I don’t think I even understand the most basic point about how a probability distribution equals a utility function. What’s the probability distribution equal to “maximize paperclips”? Is it “state of the world with lots of paperclips − 100%, state of the world with no paperclips, 0%”? How do you assign probability to states of the world with 5, 10, or 200 paperclips?
I know nothing about this discussion, but this one is easy:
The utility function U(w) corresponds to the distribution P(w)∝exp(U(w)).
(i.e. P(w)=exp(U(w))/Z, where Z is a meaningless number we choose to make the total probability add up to 1.)
Without math: every time you add one paperclip to a possible world, you make it 10% more likely. On this perspective, there is a difference between kind of wanting paperclips and really wanting paperclips—if you really want paperclips, adding one paperclip to the world makes it twice as likely. This determines how you trade off paperclips vs. other kinds of surprise.
Maximizing expected log probability under this distribution is exactly the same as maximizing the expectation of U.

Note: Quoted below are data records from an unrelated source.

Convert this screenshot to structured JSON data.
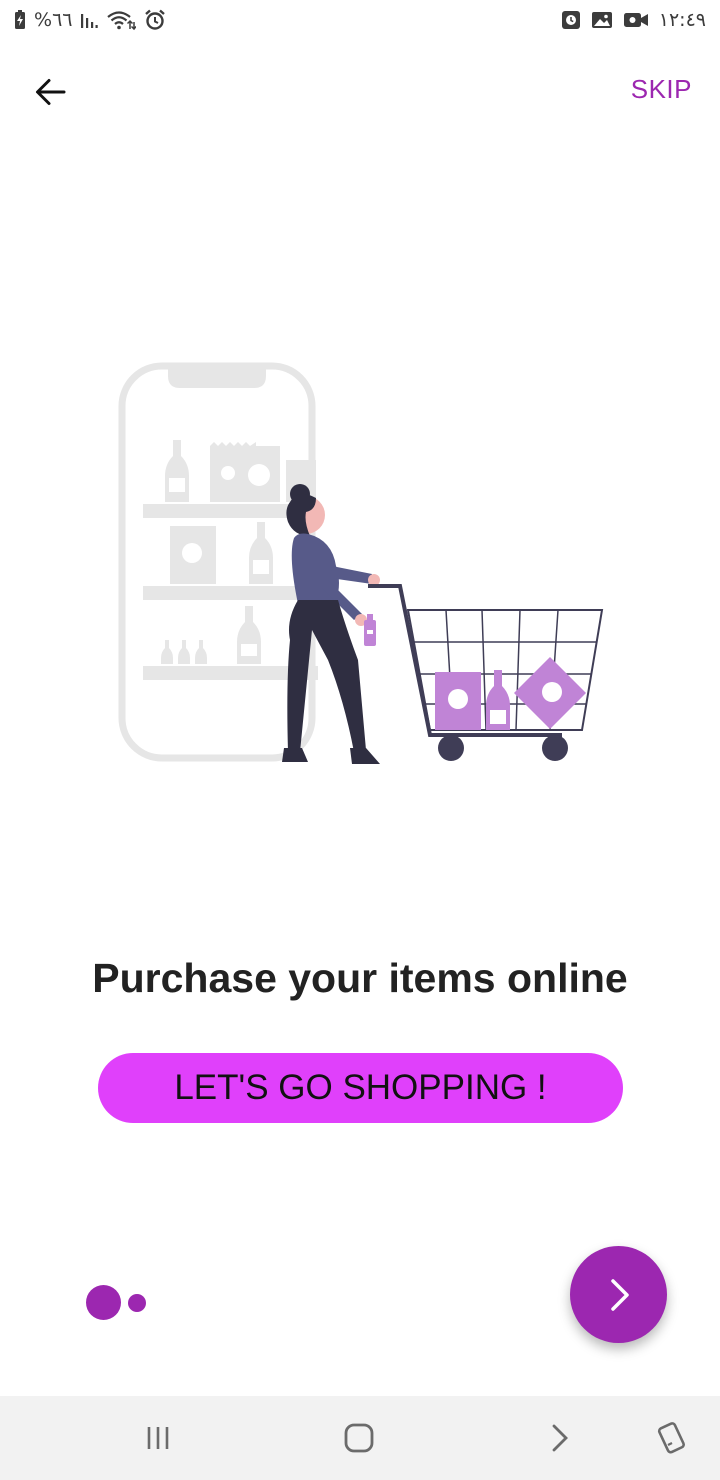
{
  "status_bar": {
    "battery_percent": "%٦٦",
    "time": "١٢:٤٩",
    "icons_left": [
      "battery-charging-icon",
      "signal-icon",
      "wifi-icon",
      "alarm-icon"
    ],
    "icons_right": [
      "screen-record-icon",
      "gallery-icon",
      "video-camera-icon"
    ]
  },
  "app_bar": {
    "back_icon": "arrow-left-icon",
    "skip_label": "SKIP"
  },
  "onboarding": {
    "illustration": "shopping-cart-illustration",
    "headline": "Purchase your items online",
    "cta_label": "LET'S GO SHOPPING !",
    "page_count": 2,
    "current_page": 1,
    "next_icon": "chevron-right-icon"
  },
  "nav_bar": {
    "buttons": [
      "recent-apps-icon",
      "home-icon",
      "back-icon",
      "rotate-icon"
    ]
  },
  "colors": {
    "accent": "#9c27b0",
    "button": "#e040fb",
    "illustration_grey": "#e6e6e6",
    "illustration_purple": "#c084d6",
    "illustration_dark": "#2f2e41",
    "nav_background": "#f2f2f2"
  }
}
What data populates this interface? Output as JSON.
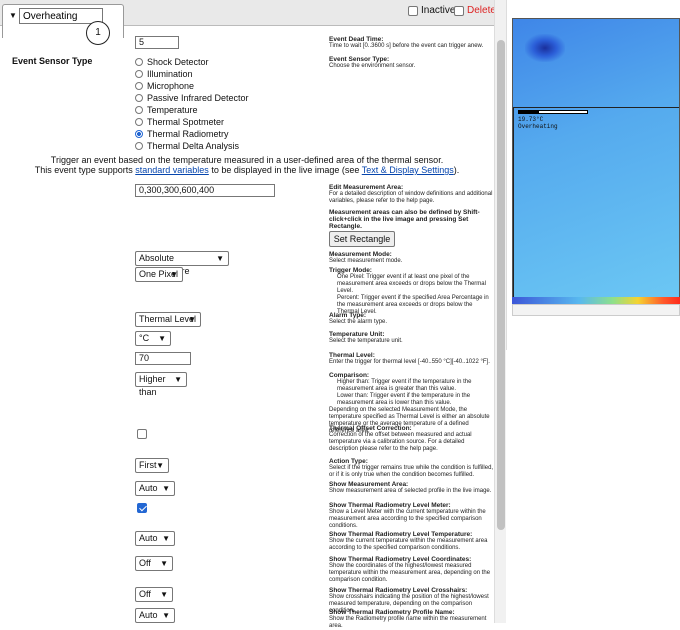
{
  "tab": {
    "name": "Overheating",
    "arrow": "▼"
  },
  "badge": "1",
  "header": {
    "inactive_label": "Inactive",
    "delete_label": "Delete"
  },
  "dead_time": {
    "value": "5",
    "title": "Event Dead Time:",
    "desc": "Time to wait [0..3600 s] before the event can trigger anew."
  },
  "sensor_type": {
    "label": "Event Sensor Type",
    "title": "Event Sensor Type:",
    "desc": "Choose the environment sensor.",
    "options": [
      "Shock Detector",
      "Illumination",
      "Microphone",
      "Passive Infrared Detector",
      "Temperature",
      "Thermal Spotmeter",
      "Thermal Radiometry",
      "Thermal Delta Analysis"
    ],
    "selected": "Thermal Radiometry"
  },
  "intro": {
    "line1": "Trigger an event based on the temperature measured in a user-defined area of the thermal sensor.",
    "line2_prefix": "This event type supports ",
    "link1": "standard variables",
    "line2_mid": " to be displayed in the live image (see ",
    "link2": "Text & Display Settings",
    "line2_suffix": ")."
  },
  "measurement_area": {
    "value": "0,300,300,600,400",
    "title": "Edit Measurement Area:",
    "desc": "For a detailed description of window definitions and additional variables, please refer to the help page.",
    "note": "Measurement areas can also be defined by Shift-click+click in the live image and pressing Set Rectangle.",
    "button": "Set Rectangle"
  },
  "measurement_mode": {
    "value": "Absolute Temperature",
    "title": "Measurement Mode:",
    "desc": "Select measurement mode."
  },
  "trigger_mode": {
    "value": "One Pixel",
    "title": "Trigger Mode:",
    "bullets": [
      "One Pixel: Trigger event if at least one pixel of the measurement area exceeds or drops below the Thermal Level.",
      "Percent: Trigger event if the specified Area Percentage in the measurement area exceeds or drops below the Thermal Level."
    ]
  },
  "alarm_type": {
    "value": "Thermal Level",
    "title": "Alarm Type:",
    "desc": "Select the alarm type."
  },
  "temp_unit": {
    "value": "°C",
    "title": "Temperature Unit:",
    "desc": "Select the temperature unit."
  },
  "thermal_level": {
    "value": "70",
    "title": "Thermal Level:",
    "desc": "Enter the trigger for thermal level [-40..550 °C][-40..1022 °F]."
  },
  "comparison": {
    "value": "Higher than",
    "title": "Comparison:",
    "bullets": [
      "Higher than: Trigger event if the temperature in the measurement area is greater than this value.",
      "Lower than: Trigger event if the temperature in the measurement area is lower than this value."
    ],
    "desc": "Depending on the selected Measurement Mode, the temperature specified as Thermal Level is either an absolute temperature or the average temperature of a defined reference area."
  },
  "offset": {
    "title": "Thermal Offset Correction:",
    "desc": "Correction of the offset between measured and actual temperature via a calibration source. For a detailed description please refer to the help page."
  },
  "action_type": {
    "value": "First",
    "title": "Action Type:",
    "desc": "Select if the trigger remains true while the condition is fulfilled, or if it is only true when the condition becomes fulfilled."
  },
  "show_area": {
    "value": "Auto",
    "title": "Show Measurement Area:",
    "desc": "Show measurement area of selected profile in the live image."
  },
  "level_meter": {
    "title": "Show Thermal Radiometry Level Meter:",
    "desc": "Show a Level Meter with the current temperature within the measurement area according to the specified comparison conditions."
  },
  "level_temp": {
    "value": "Auto",
    "title": "Show Thermal Radiometry Level Temperature:",
    "desc": "Show the current temperature within the measurement area according to the specified comparison conditions."
  },
  "level_coords": {
    "value": "Off",
    "title": "Show Thermal Radiometry Level Coordinates:",
    "desc": "Show the coordinates of the highest/lowest measured temperature within the measurement area, depending on the comparison condition."
  },
  "crosshairs": {
    "value": "Off",
    "title": "Show Thermal Radiometry Level Crosshairs:",
    "desc": "Show crosshairs indicating the position of the highest/lowest measured temperature, depending on the comparison condition."
  },
  "profile_name": {
    "value": "Auto",
    "title": "Show Thermal Radiometry Profile Name:",
    "desc": "Show the Radiometry profile name within the measurement area."
  },
  "help_link": "help page",
  "live": {
    "temp": "19.73°C",
    "name": "Overheating",
    "level_meter_fill": 0.3
  },
  "colors": {
    "accent": "#2367d3",
    "delete": "#dd2222",
    "link": "#0645ad"
  }
}
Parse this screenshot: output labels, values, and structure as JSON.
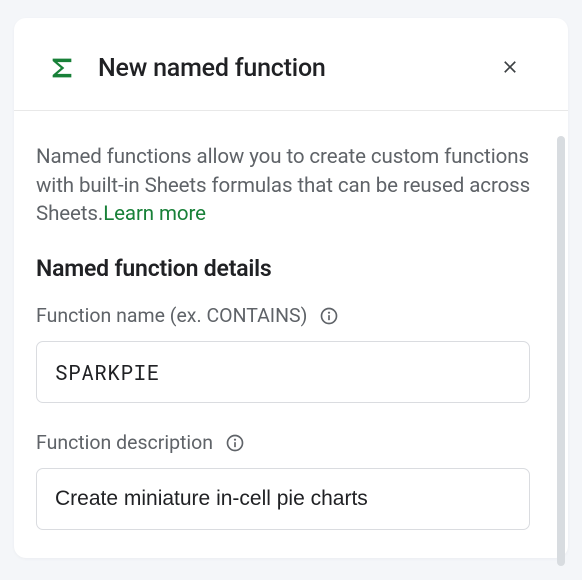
{
  "header": {
    "title": "New named function"
  },
  "body": {
    "description_text": "Named functions allow you to create custom functions with built-in Sheets formulas that can be reused across Sheets.",
    "learn_more_label": "Learn more",
    "section_title": "Named function details",
    "function_name": {
      "label": "Function name (ex. CONTAINS)",
      "value": "SPARKPIE"
    },
    "function_description": {
      "label": "Function description",
      "value": "Create miniature in-cell pie charts"
    }
  }
}
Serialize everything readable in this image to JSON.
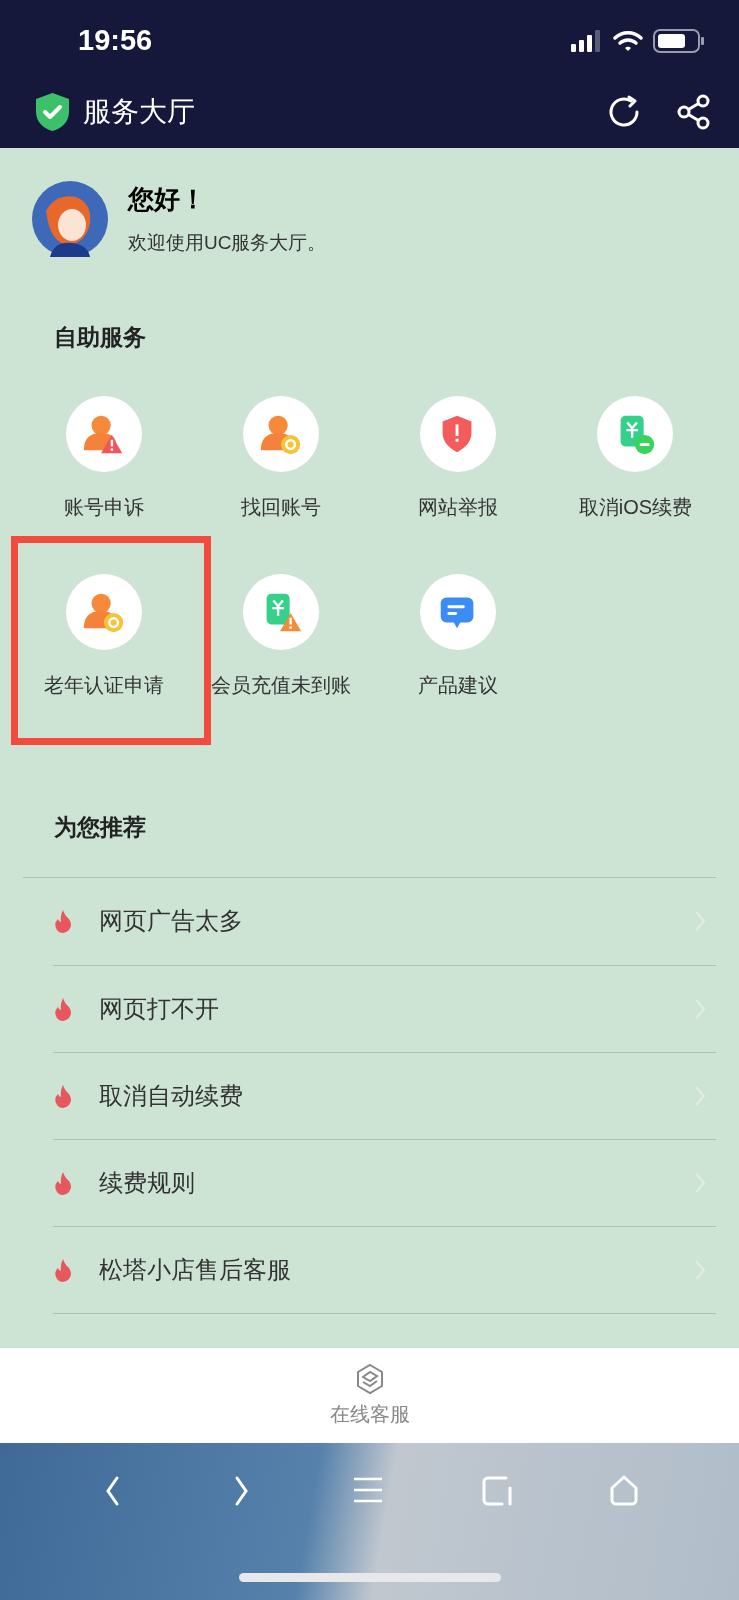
{
  "status_bar": {
    "time": "19:56"
  },
  "header": {
    "title": "服务大厅"
  },
  "greeting": {
    "title": "您好！",
    "subtitle": "欢迎使用UC服务大厅。"
  },
  "self_service": {
    "title": "自助服务",
    "items": [
      {
        "label": "账号申诉",
        "kind": "person-alert",
        "highlighted": false
      },
      {
        "label": "找回账号",
        "kind": "person-restore",
        "highlighted": false
      },
      {
        "label": "网站举报",
        "kind": "shield",
        "highlighted": false
      },
      {
        "label": "取消iOS续费",
        "kind": "bill-minus",
        "highlighted": false
      },
      {
        "label": "老年认证申请",
        "kind": "person-restore",
        "highlighted": true
      },
      {
        "label": "会员充值未到账",
        "kind": "bill-alert",
        "highlighted": false
      },
      {
        "label": "产品建议",
        "kind": "message",
        "highlighted": false
      }
    ]
  },
  "recommended": {
    "title": "为您推荐",
    "items": [
      {
        "label": "网页广告太多"
      },
      {
        "label": "网页打不开"
      },
      {
        "label": "取消自动续费"
      },
      {
        "label": "续费规则"
      },
      {
        "label": "松塔小店售后客服"
      }
    ]
  },
  "support_bar": {
    "label": "在线客服"
  }
}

You can combine the exp(U) term with other facts you know about the world w, by multiplying them (and then adjusting the normalization constant Z appropriately).
A very similar formulation is often used in inverse reinforcement learning (MaxEnt IRL).
Another part of the picture that isn’t complicated is that the exact same algorithms can be used for probabilistic inference (finding good explanations for the data) and planning (finding a plan that achieves some goal). In fact this connection is useful and people in AI sometimes exploit it. It’s a bit deeper than it sounds but not that deep. See planning as inference, which Eli mentions above. It seems worth understanding this simple idea before trying to understand some extremely confusing pile of ideas.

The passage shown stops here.